Y el niño – un inocente de unos cuatro años – repite con su vocecita las palabras santas, mientras Jesús le mantiene con su derecha las manitas unidas, en oración, cogidas por las muñecas regordetas, como si fueran éstas dos tallitos de flor.
El hombre se decide. Da a un compañero sus envoltorios y se acerca a Jesús, que pone en el suelo al niño tras haberlo bendecido y echa su brazo sobre los hombros del joven y sigue caminando así, para confortarlo y sostenerlo en su esfuerzo.
Otro hombre le interpela:
-También yo quisiera ir contigo como ese joven, pero antes de seguirte querría despedirme de mis familiares. ¿Me lo permites?

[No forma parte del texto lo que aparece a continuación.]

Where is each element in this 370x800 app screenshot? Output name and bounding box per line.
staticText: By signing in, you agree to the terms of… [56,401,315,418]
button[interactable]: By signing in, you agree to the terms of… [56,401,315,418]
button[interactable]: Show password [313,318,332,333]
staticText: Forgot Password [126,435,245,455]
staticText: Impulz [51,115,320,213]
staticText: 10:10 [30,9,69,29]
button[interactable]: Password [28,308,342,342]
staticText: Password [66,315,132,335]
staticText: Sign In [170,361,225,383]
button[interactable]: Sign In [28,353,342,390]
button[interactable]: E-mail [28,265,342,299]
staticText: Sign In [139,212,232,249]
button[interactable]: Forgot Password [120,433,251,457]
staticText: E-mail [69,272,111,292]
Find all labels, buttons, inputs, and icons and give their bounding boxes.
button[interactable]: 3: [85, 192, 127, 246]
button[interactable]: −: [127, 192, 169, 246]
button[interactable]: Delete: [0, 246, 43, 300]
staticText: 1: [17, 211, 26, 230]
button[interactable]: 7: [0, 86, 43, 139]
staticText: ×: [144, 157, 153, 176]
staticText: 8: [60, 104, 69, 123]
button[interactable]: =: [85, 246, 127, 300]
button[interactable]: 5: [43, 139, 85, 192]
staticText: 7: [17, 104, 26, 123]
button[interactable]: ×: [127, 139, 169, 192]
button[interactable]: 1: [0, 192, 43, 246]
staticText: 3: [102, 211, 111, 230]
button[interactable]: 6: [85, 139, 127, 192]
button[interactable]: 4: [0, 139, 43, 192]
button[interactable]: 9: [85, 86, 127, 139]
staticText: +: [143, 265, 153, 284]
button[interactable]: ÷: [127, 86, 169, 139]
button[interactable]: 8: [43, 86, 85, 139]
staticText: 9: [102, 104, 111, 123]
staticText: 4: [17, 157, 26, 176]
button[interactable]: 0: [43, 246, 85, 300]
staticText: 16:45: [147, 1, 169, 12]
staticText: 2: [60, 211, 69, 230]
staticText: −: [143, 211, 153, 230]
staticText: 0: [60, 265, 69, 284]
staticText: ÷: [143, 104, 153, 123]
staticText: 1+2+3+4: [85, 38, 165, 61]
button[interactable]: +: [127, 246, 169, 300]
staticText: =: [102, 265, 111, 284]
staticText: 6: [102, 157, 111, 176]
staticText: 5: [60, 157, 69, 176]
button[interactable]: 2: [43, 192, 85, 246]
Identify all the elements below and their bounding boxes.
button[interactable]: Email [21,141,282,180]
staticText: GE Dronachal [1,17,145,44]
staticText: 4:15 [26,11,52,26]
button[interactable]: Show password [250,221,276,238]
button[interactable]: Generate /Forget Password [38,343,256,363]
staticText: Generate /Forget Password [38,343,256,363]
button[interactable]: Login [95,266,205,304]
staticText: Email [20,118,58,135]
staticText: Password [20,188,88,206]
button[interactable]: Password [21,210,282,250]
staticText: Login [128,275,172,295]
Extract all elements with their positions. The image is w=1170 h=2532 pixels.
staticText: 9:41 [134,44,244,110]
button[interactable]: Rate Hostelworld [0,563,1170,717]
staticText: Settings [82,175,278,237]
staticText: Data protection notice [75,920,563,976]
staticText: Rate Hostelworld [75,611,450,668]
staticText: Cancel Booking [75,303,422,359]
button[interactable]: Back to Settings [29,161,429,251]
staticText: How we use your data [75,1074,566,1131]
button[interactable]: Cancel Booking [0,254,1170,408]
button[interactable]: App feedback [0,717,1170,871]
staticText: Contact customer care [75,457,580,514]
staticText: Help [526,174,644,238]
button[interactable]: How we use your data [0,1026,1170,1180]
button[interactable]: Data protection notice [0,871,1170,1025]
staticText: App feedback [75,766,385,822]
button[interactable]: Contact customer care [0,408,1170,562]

Jesús lo mira fijamente y responde:
-Demasiado arraigado en lo humano. Arranca las raíces, y, si no eres capaz de ello, córtalas. Al servicio de Dios se viene con espiritual libertad. Nada debe atar a quien se entrega.
-Pero, Señor, ¡la carne y la sangre son siempre carne y sangre! Alcanzaré lentamente la libertad de que hablas…
-No. Jamás lo lograrías. Dios, de la misma forma que es infinitamente generoso cuando premia, es también exigente. Si quieres ser discípulo debes abrazar la cruz y venir; si no, te quedarás en el número de los simples fieles. El camino de los siervos de Dios no es de pétalos de rosa; es de exigencia absoluta. Nadie, habiendo puesto la mano sobre el arado para arar los campos de los corazones y esparcir en ellos la semilla de la doctrina de Dios, puede volverse para observar lo que ha dejado y lo que ha perdido, o lo que tendría si siguiera un camino común; quien así actúa no es apto para el Reino de Dios. Trabájate a ti mismo, hazte viril y luego ven. Ahora no.
Llegan a la orilla. Jesús sube a la barca de Pedro y le susurra unas palabras; veo que Jesús sonríe y que Pedro hace un gesto de admiración, pero no dice nada. Sube también el hombre que ha dejado de ir a enterrar a su padre por seguir a Jesús.